Poturalski has an opportunity lined up outside North America, the Sharks said, presumably in Russia’s Kontinental Hockey League. He told Sheng Peng of San Jose Hockey Now after the season ended that he was frustrated with the lack of NHL opportunities he received in San Jose this year, despite leading the AHL in points, something he’s done three times in the past five seasons. He’ll walk away from the second season of a two-year contract that would have paid him an $800K salary in the NHL and a $500K salary in the minors.
The 31-year-old center has always been a high-end contributor at the AHL level, but after going undrafted, he barely ever got an NHL look. His three games played with the Sharks this season were actually a career high. He’d logged six NHL games entering 2024-25, two each in the 2016-17, 2021-22, and 2023-24 campaigns with the Hurricanes and Kraken.
The 5’10”, 187-lb pivot will thus head overseas, potentially for the remainder of his career, without an NHL goal to his name. He recorded three assists and a minus-six rating in his nine games of NHL action.
In the minors, though, Poturalski has been one of the most dominant players of the last decade. He made his debut with the Charlotte Checkers, then affiliated with Carolina, in the 2015-16 season and has since won two Calder Cups, twice been named a First Team All-Star, and scored the Calder Cup-clinching goal for Charlotte in their 2019 championship win, along with being named playoff MVP. He’s posted a 161-332–493 scoring line in 527 career AHL contests over the last 10 years, including a career-high 30 goals with the San Jose Barracuda this year.
With no NHL future ahead of him this late in his career, he’ll head across the Atlantic in hopes of playing a starring role on championship teams there. He’s likely to land with Avangard Omsk on a two-year deal, Russia’s Match TV reported back in April.
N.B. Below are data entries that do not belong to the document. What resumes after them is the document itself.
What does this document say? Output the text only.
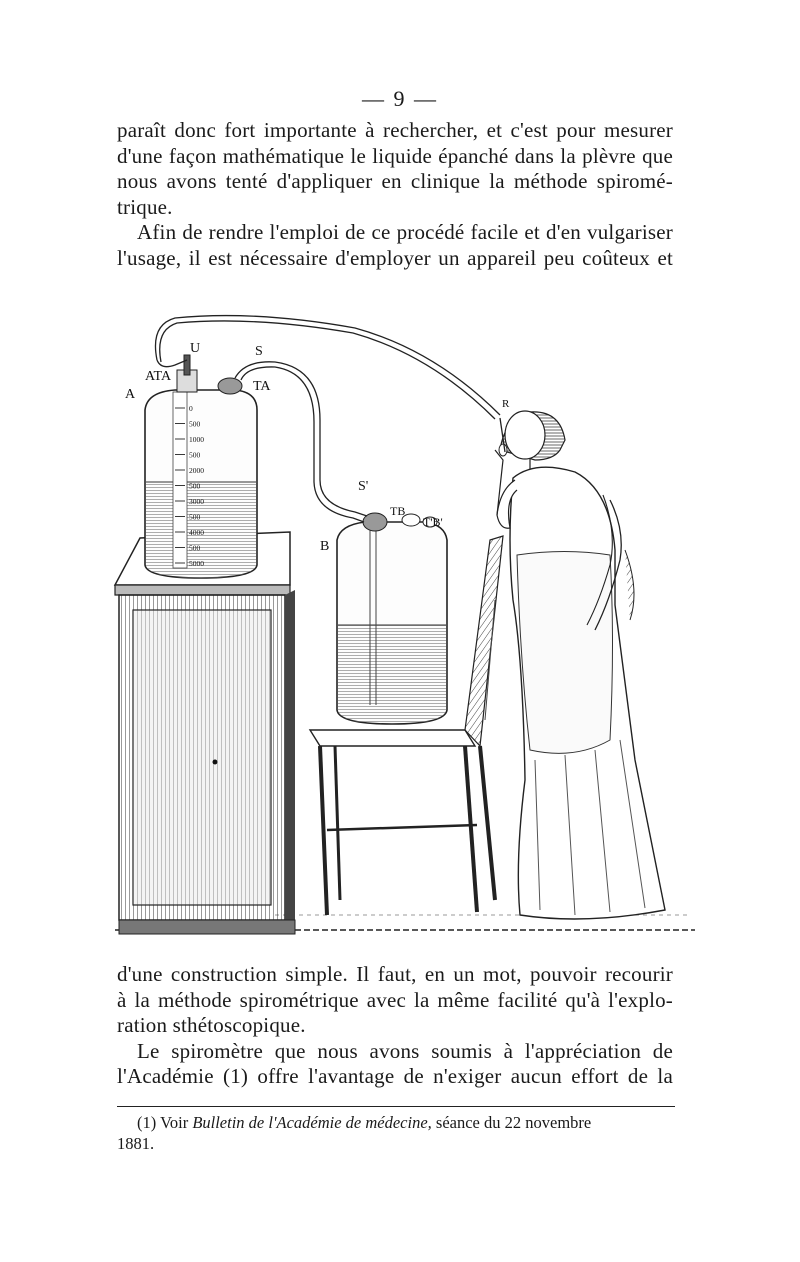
— 9 —

paraît donc fort importante à rechercher, et c'est pour mesurer

d'une façon mathématique le liquide épanché dans la plèvre que

nous avons tenté d'appliquer en clinique la méthode spiromé-

trique.

Afin de rendre l'emploi de ce procédé facile et d'en vulgariser

l'usage, il est nécessaire d'employer un appareil peu coûteux et

0
500
1000
500
2000
500
3000
500
4000
500
5000
U	S
ATA
A
TA
R
S'
TB
T'B'
B

d'une construction simple. Il faut, en un mot, pouvoir recourir

à la méthode spirométrique avec la même facilité qu'à l'explo-

ration sthétoscopique.

Le spiromètre que nous avons soumis à l'appréciation de

l'Académie (1) offre l'avantage de n'exiger aucun effort de la

(1) Voir Bulletin de l'Académie de médecine, séance du 22 novembre

1881.
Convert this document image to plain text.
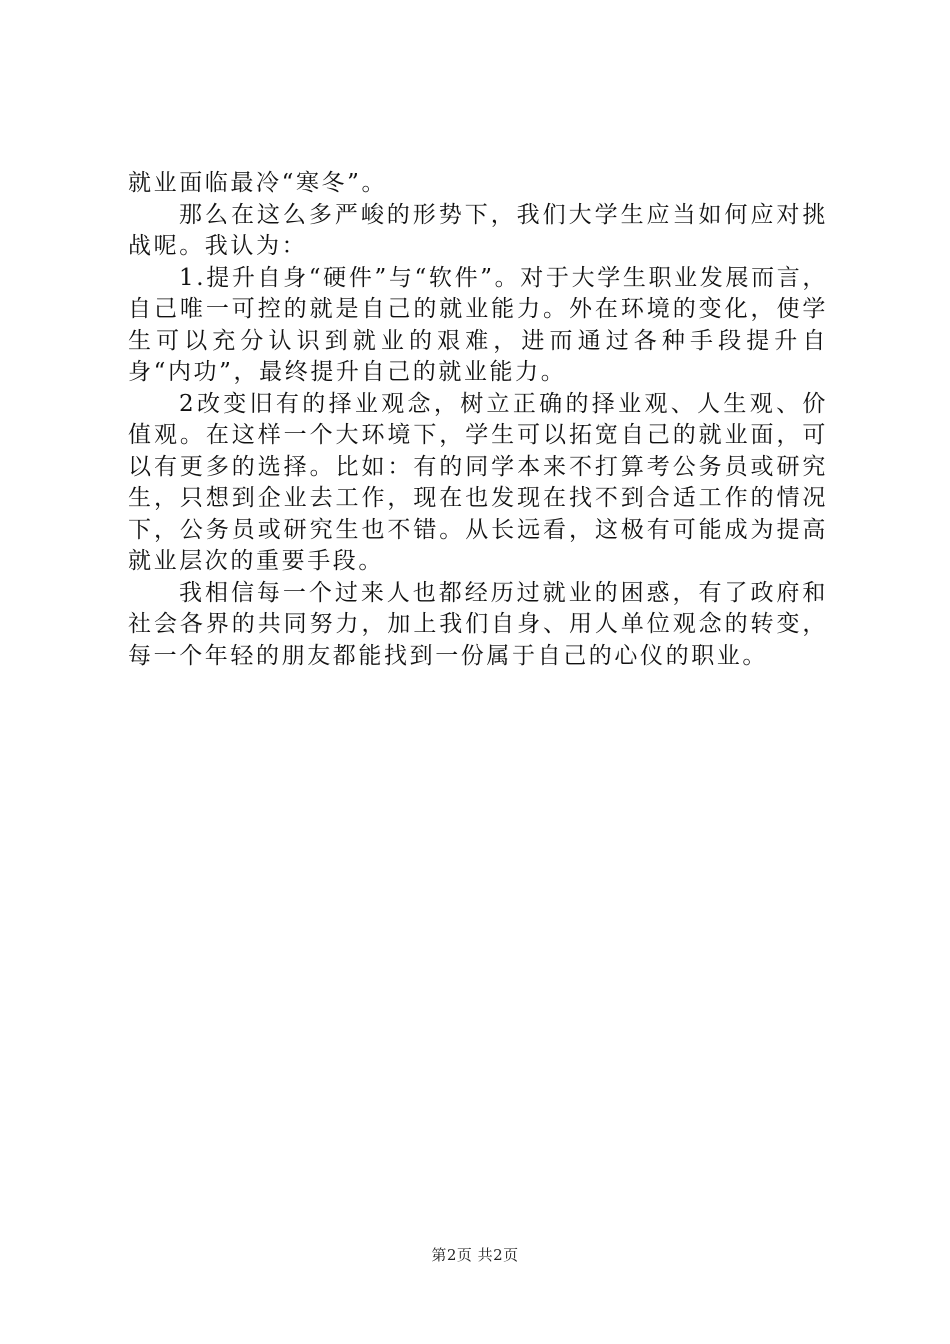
就业面临最冷“寒冬”。

那么在这么多严峻的形势下，我们大学生应当如何应对挑战呢。我认为：

1.提升自身“硬件”与“软件”。对于大学生职业发展而言，自己唯一可控的就是自己的就业能力。外在环境的变化，使学生可以充分认识到就业的艰难，进而通过各种手段提升自身“内功”，最终提升自己的就业能力。

2改变旧有的择业观念，树立正确的择业观、人生观、价值观。在这样一个大环境下，学生可以拓宽自己的就业面，可以有更多的选择。比如：有的同学本来不打算考公务员或研究生，只想到企业去工作，现在也发现在找不到合适工作的情况下，公务员或研究生也不错。从长远看，这极有可能成为提高就业层次的重要手段。

我相信每一个过来人也都经历过就业的困惑，有了政府和社会各界的共同努力，加上我们自身、用人单位观念的转变，每一个年轻的朋友都能找到一份属于自己的心仪的职业。

第2页 共2页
Getting rid of another point scoring machine. And don’t tell me it was AHL hockey! What more did the guy have to prove down there to prove himself? He wasn’t good enough for the worst team in the league? Please tell me how Mike Grier still has a job!
Going out on a limb but I am guessing that you are the first to ever call Andrew Poturalski a point scoring machine. Well done! Some guys simply top out at the minor league level and he seems to be on of them. This machine, as you amusingly called him, has been getting NHL opportunities since 2016 and he never stuck. If he has or had the game, he would have been given time to prove it on an NHL roster. Re Mike Grier: he still has a job because he has been getting rid of bad contracts and dead weight, along with false promises like your favorite minor leaguer. The Sharks haven’t improved massively in the standings yet but they have an exciting young roster that was fun to watch during the second half of the season.
Thinking the same thing myself. The guy’s been lighting up the AHL for nearly a decade now, and these last two seasons, teams going nowhere couldn’t give the guy more than the barest of looks?